The engine is generic over four traits:
- `VectorIndexTrait` — HNSW or flat-scan vector index
- `EmbeddingModelTrait` — any dense embedding model
- `SparqlEngineTrait` — any SPARQL 1.1 endpoint
- `LlmClientTrait` — any LLM HTTP client

This design lets you mix and match backends (e.g. oxirs-vec + oxirs-embed +
oxirs-arq + your own LLM adapter) without changes to the engine core.

---

## Caching (`cache`)

`QueryCache` wraps `lru::LruCache` with adaptive TTL:

- High graph update rate → short TTL (min 5 min)
- Low graph update rate → long TTL (up to 24 h)
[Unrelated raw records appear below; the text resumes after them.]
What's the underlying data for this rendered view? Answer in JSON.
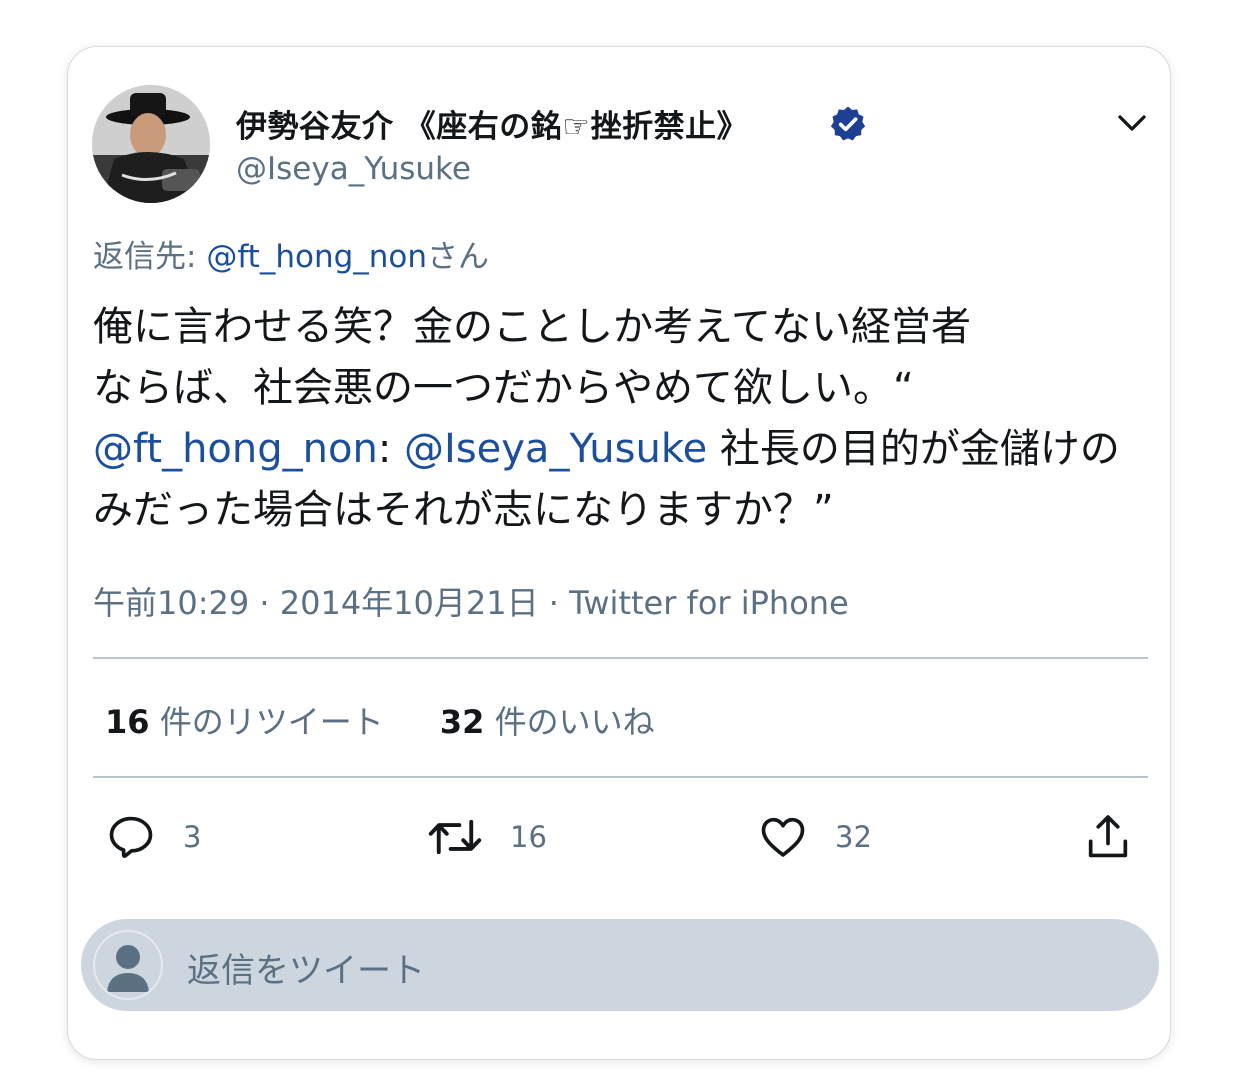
{
  "tweet": {
    "display_name": "伊勢谷友介 《座右の銘☞挫折禁止》",
    "handle": "@Iseya_Yusuke",
    "reply_to_prefix": "返信先: ",
    "reply_to_mention": "@ft_hong_non",
    "reply_to_suffix": "さん",
    "body": {
      "line1": "俺に言わせる笑？金のことしか考えてない経営者",
      "line2": "ならば、社会悪の一つだからやめて欲しい。“",
      "line3_mention1": "@ft_hong_non",
      "line3_colon": ": ",
      "line3_mention2": "@Iseya_Yusuke",
      "line3_text": " 社長の目的が金儲けの",
      "line4": "みだった場合はそれが志になりますか？”"
    },
    "meta": "午前10:29 · 2014年10月21日 · Twitter for iPhone",
    "stats": {
      "retweets_count": "16",
      "retweets_label": " 件のリツイート",
      "likes_count": "32",
      "likes_label": " 件のいいね"
    },
    "actions": {
      "reply_icon": "reply-bubble-icon",
      "reply_count": "3",
      "retweet_icon": "retweet-icon",
      "retweet_count": "16",
      "like_icon": "heart-icon",
      "like_count": "32",
      "share_icon": "share-icon"
    },
    "reply_box_placeholder": "返信をツイート"
  },
  "colors": {
    "link": "#1b4f9c",
    "verified": "#1d3f94",
    "secondary_text": "#5b7083",
    "reply_box_bg": "#cdd6de"
  }
}
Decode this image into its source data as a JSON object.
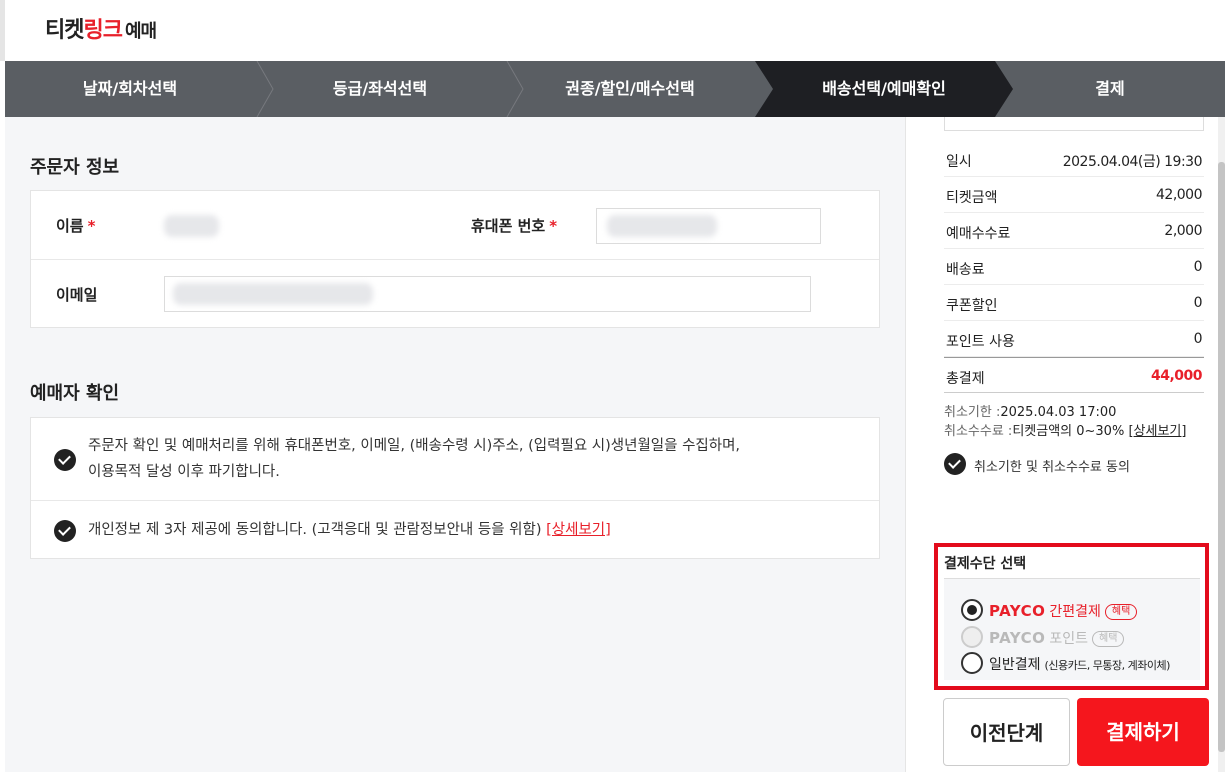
{
  "header": {
    "logo_part1": "티켓",
    "logo_part2": "링크",
    "logo_part3": "예매"
  },
  "steps": [
    {
      "label": "날짜/회차선택",
      "active": false
    },
    {
      "label": "등급/좌석선택",
      "active": false
    },
    {
      "label": "권종/할인/매수선택",
      "active": false
    },
    {
      "label": "배송선택/예매확인",
      "active": true
    },
    {
      "label": "결제",
      "active": false
    }
  ],
  "orderer": {
    "title": "주문자 정보",
    "name_label": "이름",
    "phone_label": "휴대폰 번호",
    "email_label": "이메일",
    "required_mark": "*"
  },
  "booker": {
    "title": "예매자 확인",
    "agree1_line1": "주문자 확인 및 예매처리를 위해 휴대폰번호, 이메일, (배송수령 시)주소, (입력필요 시)생년월일을 수집하며,",
    "agree1_line2": "이용목적 달성 이후 파기합니다.",
    "agree2": "개인정보 제 3자 제공에 동의합니다. (고객응대 및 관람정보안내 등을 위함)",
    "agree2_link": "[상세보기]"
  },
  "summary": {
    "rows": [
      {
        "key": "일시",
        "value": "2025.04.04(금) 19:30"
      },
      {
        "key": "티켓금액",
        "value": "42,000"
      },
      {
        "key": "예매수수료",
        "value": "2,000"
      },
      {
        "key": "배송료",
        "value": "0"
      },
      {
        "key": "쿠폰할인",
        "value": "0"
      },
      {
        "key": "포인트 사용",
        "value": "0"
      }
    ],
    "total_key": "총결제",
    "total_value": "44,000",
    "cancel_deadline_label": "취소기한 :",
    "cancel_deadline_value": "2025.04.03 17:00",
    "cancel_fee_label": "취소수수료 :",
    "cancel_fee_value": "티켓금액의 0~30%",
    "cancel_fee_link": "[상세보기]",
    "cancel_agree": "취소기한 및 취소수수료 동의"
  },
  "payment": {
    "title": "결제수단 선택",
    "options": [
      {
        "brand": "PAYCO",
        "kind": "간편결제",
        "badge": "혜택",
        "selected": true,
        "disabled": false
      },
      {
        "brand": "PAYCO",
        "kind": "포인트",
        "badge": "혜택",
        "selected": false,
        "disabled": true
      },
      {
        "brand": "",
        "kind": "일반결제",
        "detail": "(신용카드, 무통장, 계좌이체)",
        "selected": false,
        "disabled": false
      }
    ]
  },
  "buttons": {
    "prev": "이전단계",
    "pay": "결제하기"
  },
  "colors": {
    "accent": "#e8202a",
    "step_bar": "#5a5e63",
    "step_active": "#1e1f23",
    "pay_button": "#f5161d",
    "highlight_border": "#e30b1c"
  }
}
Call `engine.record_graph_update()` after every write to trigger TTL shortening.

---

## Distributed and federation (`distributed`, `federation`)

| Module | Purpose |
|--------|---------|
| `distributed/mod.rs` | Shard-aware query routing |
| `federation/mod.rs` | Multi-endpoint federation |
| `federation/distributed.rs` | Distributed subgraph merging |

These modules are optional extensions for multi-node deployments.

---

## Key design decisions

1. **No Python or JVM dependency** — pure Rust, zero FFI in default features.
2. **Generic engine traits** — decouple retrieval backend from orchestration.
3. **Two community detection implementations** — lightweight standalone vs. production Leiden.
4. **SPARQL-first graph traversal** — N-hop expansion as a CONSTRUCT query so any
   SPARQL 1.1 endpoint works out of the box.
5. **Adaptive cache TTL** — query results cached longer when the graph is stable,
   shorter when writes are frequent.
6. **Explainability built-in**`explainability.rs` provides attention weights, path
   explanation, and provenance without a separate tracing system.